After going through series of interviews, you have finally been offered the job you are pining for. Upon accepting the offer, your future boss discusses the salary offer but it is lower than expected. What do you do? Do you accept the job?
Should you ever take a job that pays less salary than you expected?
It is understandable to feel disappointed when the pay is lesser than you expected, especially if it is your dream job. But if you think you should automatically dismiss a job offer because of less salary, think again.
Make no mistake, we’re not advocating caving in and accepting peanuts. You should always know your worth, negotiate for as much as you can get, and walk away if you’re not satisfied. All we’re saying is there are extenuating circumstances in which taking a lower paying job could benefit in the long run.
Here are nine things to consider when accepting a less salary position
- Better benefits: a company offering a low salary might have a good employee benefit package. When you consider all the benefits that a company offers, then you can see the true value of what they provide their employees. These benefits include: retirement plans, medical care, sick and annual leave, sabbatical leave, study leave, maternity leave, child care, sponsorship to conferences and workshops, leave bonuses, work life balance, and university supported benefits.
- Dream job: If you’ve always imagined yourself in a certain role, or working for a particular company, taking the job might be worth it even if the salary is lower than at your current position
- Cost of living: you should calculate the cost of living where you’ll be residing when making your decision. A company might offer you a higher salary but will require you spending more on transport or housing whereas the one offering a low salary might require little expenses.
- Your happiness: make sure you are happy doing your job, because no happiness can reduce job satisfaction. What is important is that you are finally happy and professionally fulfilled. It improves your quality of life in countless ways.
- Job hunt difficulty: Sometimes, job seekers may be willing to take a pay cut because they can’t find a job that pays what they used to earn. If savings are running out, and unemployment benefits are near an end as well, working for less money may be necessary, and preferable to the alternatives. While a long-lasting and difficult job hunt is a perfectly valid reason for accepting a lower salary, avoid sharing this with interviewers.
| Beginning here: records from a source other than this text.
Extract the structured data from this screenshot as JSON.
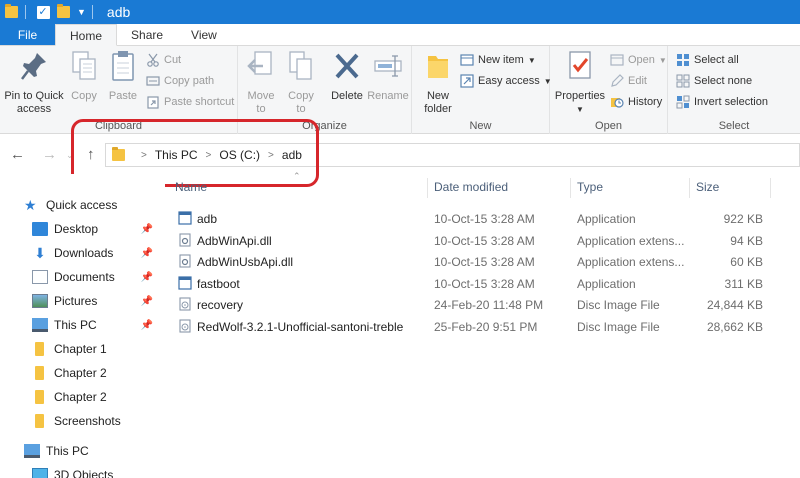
{
  "window": {
    "title": "adb"
  },
  "tabs": {
    "file": "File",
    "home": "Home",
    "share": "Share",
    "view": "View"
  },
  "ribbon": {
    "clipboard": {
      "label": "Clipboard",
      "pin_line1": "Pin to Quick",
      "pin_line2": "access",
      "copy": "Copy",
      "paste": "Paste",
      "cut": "Cut",
      "copy_path": "Copy path",
      "paste_shortcut": "Paste shortcut"
    },
    "organize": {
      "label": "Organize",
      "move_line1": "Move",
      "move_line2": "to",
      "copy_line1": "Copy",
      "copy_line2": "to",
      "delete": "Delete",
      "rename": "Rename"
    },
    "new": {
      "label": "New",
      "folder_line1": "New",
      "folder_line2": "folder",
      "new_item": "New item",
      "easy_access": "Easy access"
    },
    "open": {
      "label": "Open",
      "properties": "Properties",
      "open": "Open",
      "edit": "Edit",
      "history": "History"
    },
    "select": {
      "label": "Select",
      "select_all": "Select all",
      "select_none": "Select none",
      "invert": "Invert selection"
    }
  },
  "address": {
    "crumbs": [
      "This PC",
      "OS (C:)",
      "adb"
    ]
  },
  "nav": {
    "quick_access": "Quick access",
    "items": [
      "Desktop",
      "Downloads",
      "Documents",
      "Pictures",
      "This PC",
      "Chapter 1",
      "Chapter 2",
      "Chapter 2",
      "Screenshots"
    ],
    "this_pc": "This PC",
    "objects_3d": "3D Objects"
  },
  "columns": {
    "name": "Name",
    "date": "Date modified",
    "type": "Type",
    "size": "Size"
  },
  "files": [
    {
      "name": "adb",
      "date": "10-Oct-15 3:28 AM",
      "type": "Application",
      "size": "922 KB",
      "icon": "exe"
    },
    {
      "name": "AdbWinApi.dll",
      "date": "10-Oct-15 3:28 AM",
      "type": "Application extens...",
      "size": "94 KB",
      "icon": "dll"
    },
    {
      "name": "AdbWinUsbApi.dll",
      "date": "10-Oct-15 3:28 AM",
      "type": "Application extens...",
      "size": "60 KB",
      "icon": "dll"
    },
    {
      "name": "fastboot",
      "date": "10-Oct-15 3:28 AM",
      "type": "Application",
      "size": "311 KB",
      "icon": "exe"
    },
    {
      "name": "recovery",
      "date": "24-Feb-20 11:48 PM",
      "type": "Disc Image File",
      "size": "24,844 KB",
      "icon": "img"
    },
    {
      "name": "RedWolf-3.2.1-Unofficial-santoni-treble",
      "date": "25-Feb-20 9:51 PM",
      "type": "Disc Image File",
      "size": "28,662 KB",
      "icon": "img"
    }
  ],
  "colors": {
    "accent": "#1a7ad4",
    "highlight": "#d6262b",
    "folder": "#f5c342"
  }
}
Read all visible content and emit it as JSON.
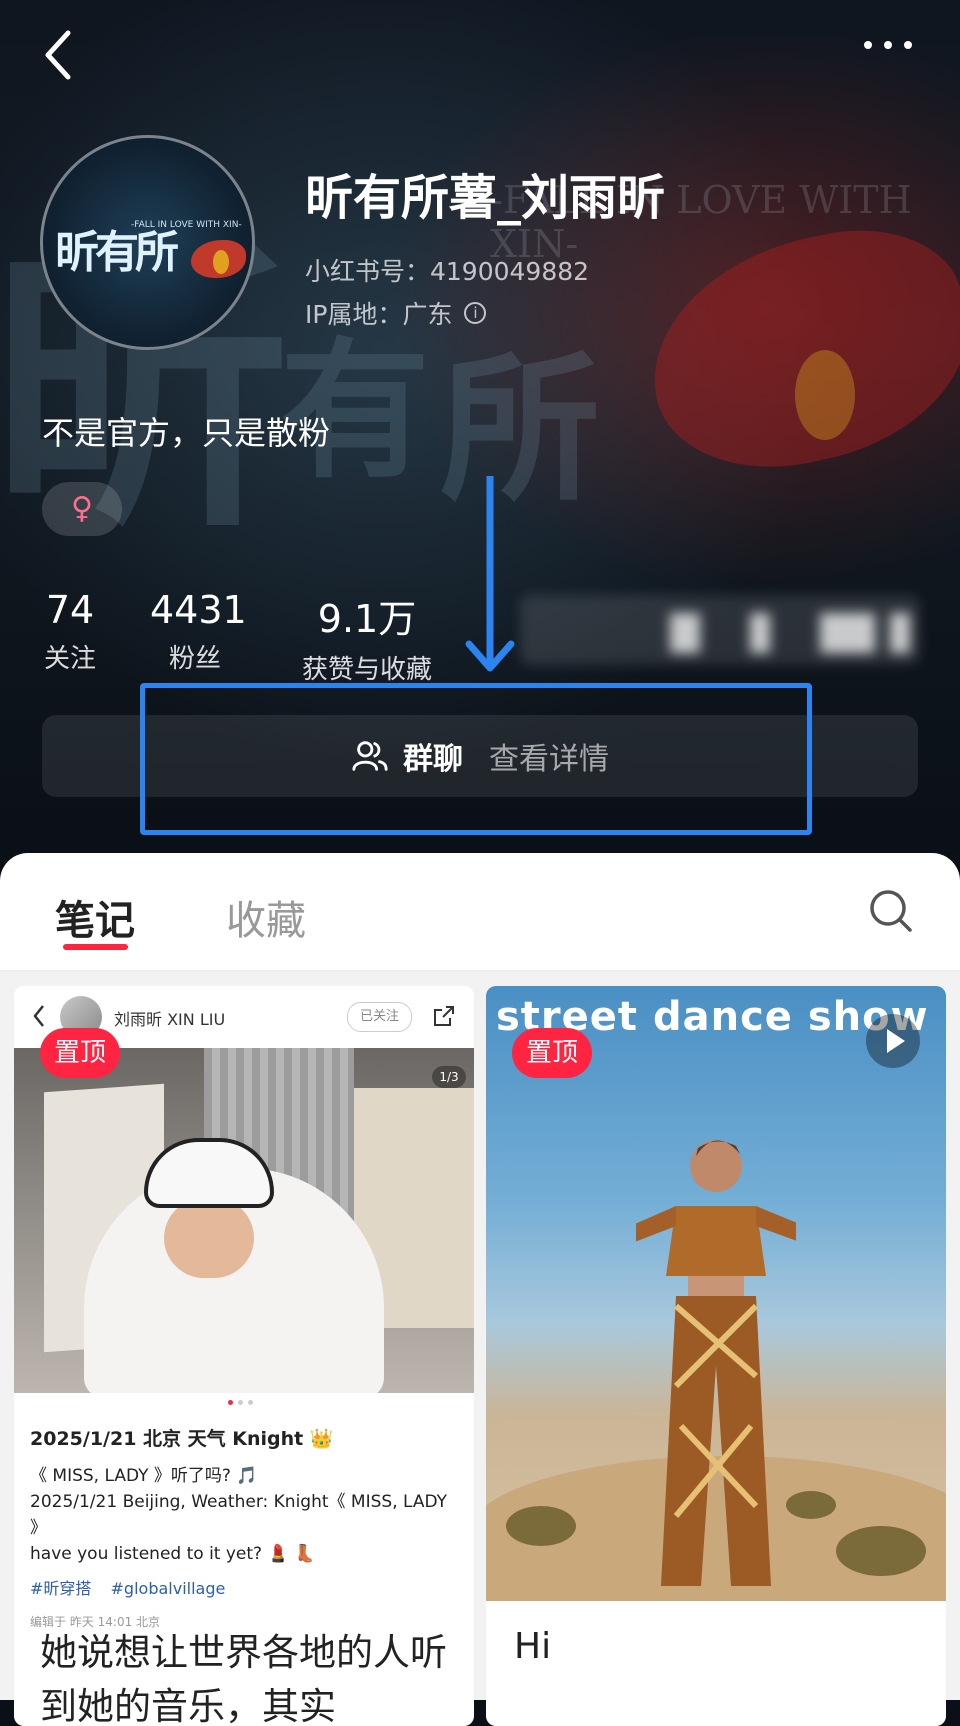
{
  "profile": {
    "username": "昕有所薯_刘雨昕",
    "red_id": "小红书号：4190049882",
    "ip_location": "IP属地：广东",
    "bio": "不是官方，只是散粉",
    "gender_symbol": "♀",
    "avatar_text": "昕有所",
    "avatar_sub": "-FALL IN LOVE WITH XIN-"
  },
  "background": {
    "tagline": "-FALL IN LOVE WITH XIN-",
    "logo_chars": [
      "昕",
      "有",
      "所"
    ]
  },
  "stats": [
    {
      "value": "74",
      "label": "关注"
    },
    {
      "value": "4431",
      "label": "粉丝"
    },
    {
      "value": "9.1万",
      "label": "获赞与收藏"
    }
  ],
  "group_chat": {
    "label": "群聊",
    "detail": "查看详情",
    "icon": "group-icon"
  },
  "annotation": {
    "highlight_color": "#2c84f0"
  },
  "tabs": [
    {
      "label": "笔记",
      "active": true
    },
    {
      "label": "收藏",
      "active": false
    }
  ],
  "accent_color": "#ff2442",
  "notes": [
    {
      "badge": "置顶",
      "header_name": "刘雨昕 XIN LIU",
      "header_follow": "已关注",
      "image_counter": "1/3",
      "line1": "2025/1/21 北京 天气 Knight 👑",
      "line2": "《 MISS, LADY 》听了吗? 🎵",
      "line3": "2025/1/21 Beijing, Weather: Knight《 MISS, LADY 》",
      "line4": "have you listened to it yet? 💄 👢",
      "tags": [
        "#昕穿搭",
        "#globalvillage"
      ],
      "edited": "编辑于 昨天 14:01 北京",
      "title": "她说想让世界各地的人听到她的音乐，其实"
    },
    {
      "badge": "置顶",
      "image_title": "street dance show",
      "title": "Hi"
    }
  ]
}
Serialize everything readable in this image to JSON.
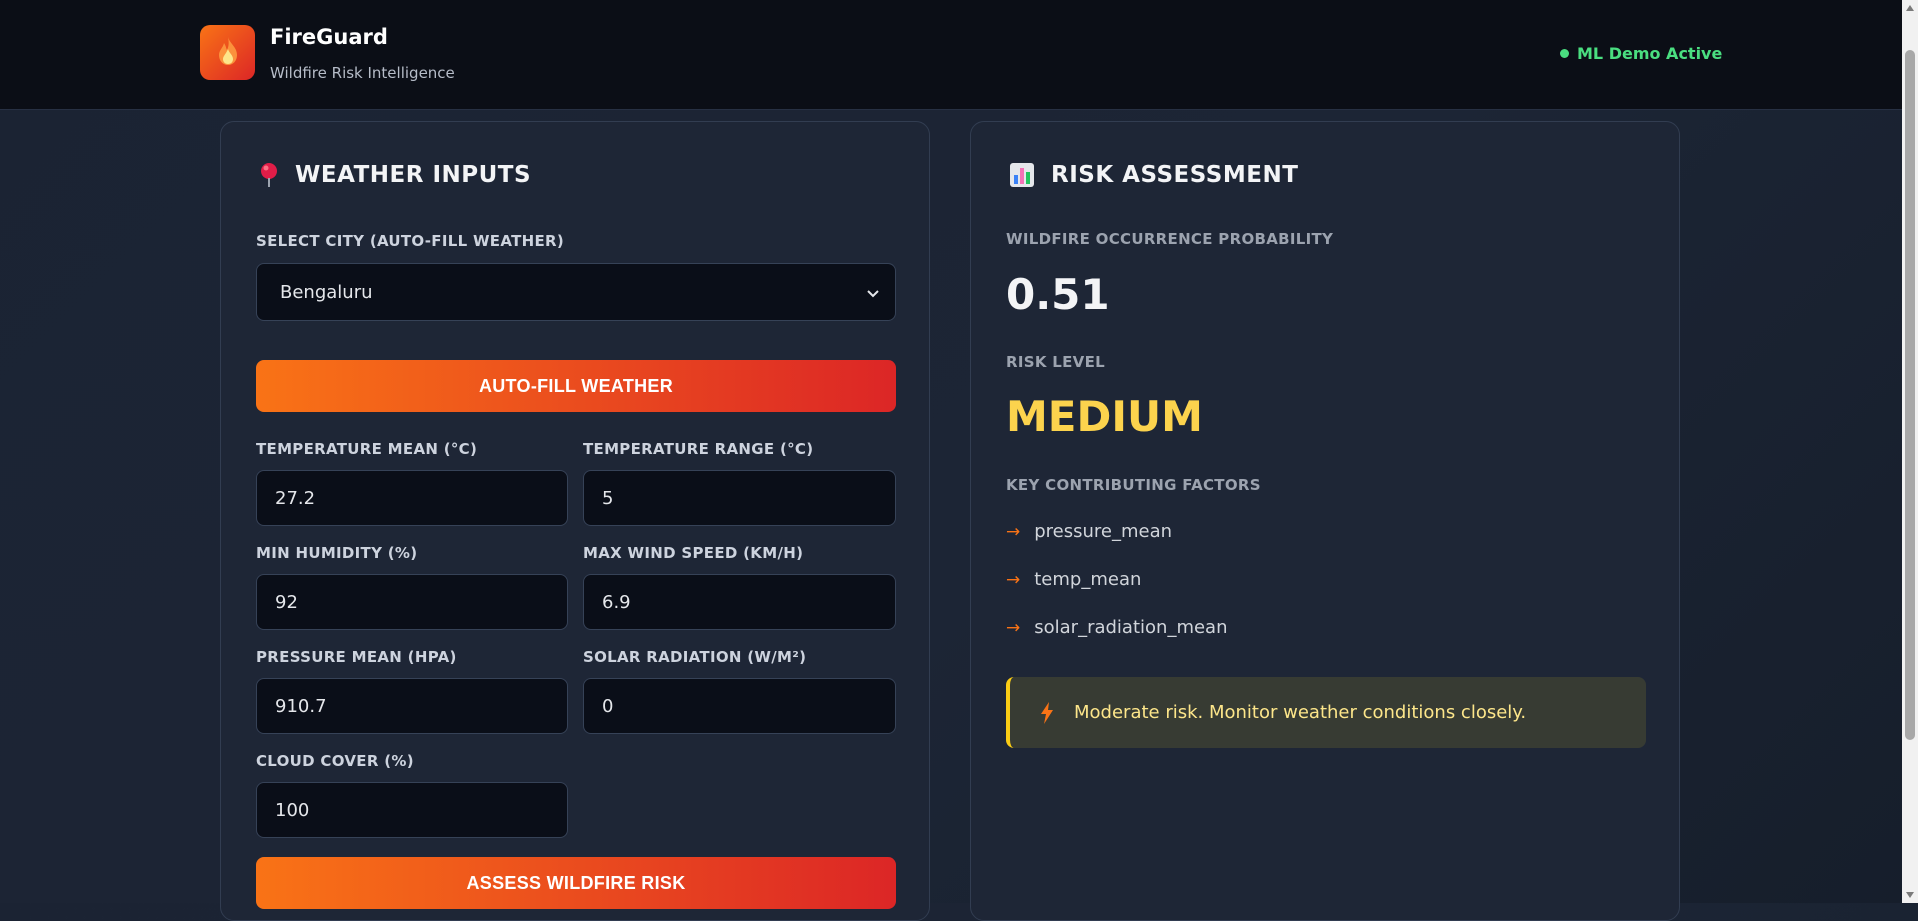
{
  "app": {
    "name": "FireGuard",
    "subtitle": "Wildfire Risk Intelligence",
    "status": "ML Demo Active"
  },
  "inputs": {
    "title": "WEATHER INPUTS",
    "city_label": "SELECT CITY (AUTO-FILL WEATHER)",
    "city_value": "Bengaluru",
    "autofill_label": "AUTO-FILL WEATHER",
    "fields": {
      "temp_mean": {
        "label": "TEMPERATURE MEAN (°C)",
        "value": "27.2"
      },
      "temp_range": {
        "label": "TEMPERATURE RANGE (°C)",
        "value": "5"
      },
      "min_humidity": {
        "label": "MIN HUMIDITY (%)",
        "value": "92"
      },
      "max_wind": {
        "label": "MAX WIND SPEED (KM/H)",
        "value": "6.9"
      },
      "pressure": {
        "label": "PRESSURE MEAN (HPA)",
        "value": "910.7"
      },
      "solar": {
        "label": "SOLAR RADIATION (W/M²)",
        "value": "0"
      },
      "cloud": {
        "label": "CLOUD COVER (%)",
        "value": "100"
      }
    },
    "assess_label": "ASSESS WILDFIRE RISK"
  },
  "assessment": {
    "title": "RISK ASSESSMENT",
    "prob_label": "WILDFIRE OCCURRENCE PROBABILITY",
    "prob_value": "0.51",
    "level_label": "RISK LEVEL",
    "level_value": "MEDIUM",
    "factors_label": "KEY CONTRIBUTING FACTORS",
    "factors": [
      "pressure_mean",
      "temp_mean",
      "solar_radiation_mean"
    ],
    "alert_text": "Moderate risk. Monitor weather conditions closely."
  },
  "colors": {
    "accent_orange": "#f97316",
    "accent_red": "#dc2626",
    "status_green": "#4ade80",
    "risk_medium": "#fcd34d"
  },
  "icons": {
    "logo": "flame-icon",
    "inputs": "map-pin-icon",
    "assessment": "bar-chart-icon",
    "alert": "lightning-bolt-icon",
    "factor": "arrow-right-icon",
    "select": "chevron-down-icon"
  }
}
Of all the reasons for accepting a lower salary, this is the one that will raise a red flag, and cause interviewers concerns that you’ll only be at the job for a brief period of time.
- When you’re making a career change: One of the big reasons to take a lower paying job is if you’re switching industries. It may be worth a cut in pay to gain a new set of skills and experiences that will broaden your skill set. It’s unreasonable to expect to receive top salary when you move into a role where you have little to no experience. In these situations, it’s usually a longer-term play to take a cut in pay so you can make a significant jump in pay after 18 to 24 months.
- Better job title: While you’d rather have the title and all the cash that comes with it, for some people having a more impressive title is compensation enough. After all, with a higher title comes more respect within the company. It also allows you to negotiate a higher wage after a performance review, and to ask for more money when you start looking for a new job.
- The company promotes from within: If you can get a job with a company that has a reputation for promoting from within while providing training and benefits, you will more than make up for the loss of pay you experience by accepting a job that pays less. If you can get a job with a company that offers on-the-job training and possibility for promotion, your value as an employee will increase and higher pay will follow.
- You will have extra time for your family: If you choose a higher-paying job with a long commute, you may make more money but time with your family will be reduced. Most people value time at home with their family so if you have a choice between a job that pays more, but requires you to be away from home more often and a job that pays less but allows you to spend more time at home with your family and children, choose the job that pays less for greater happiness.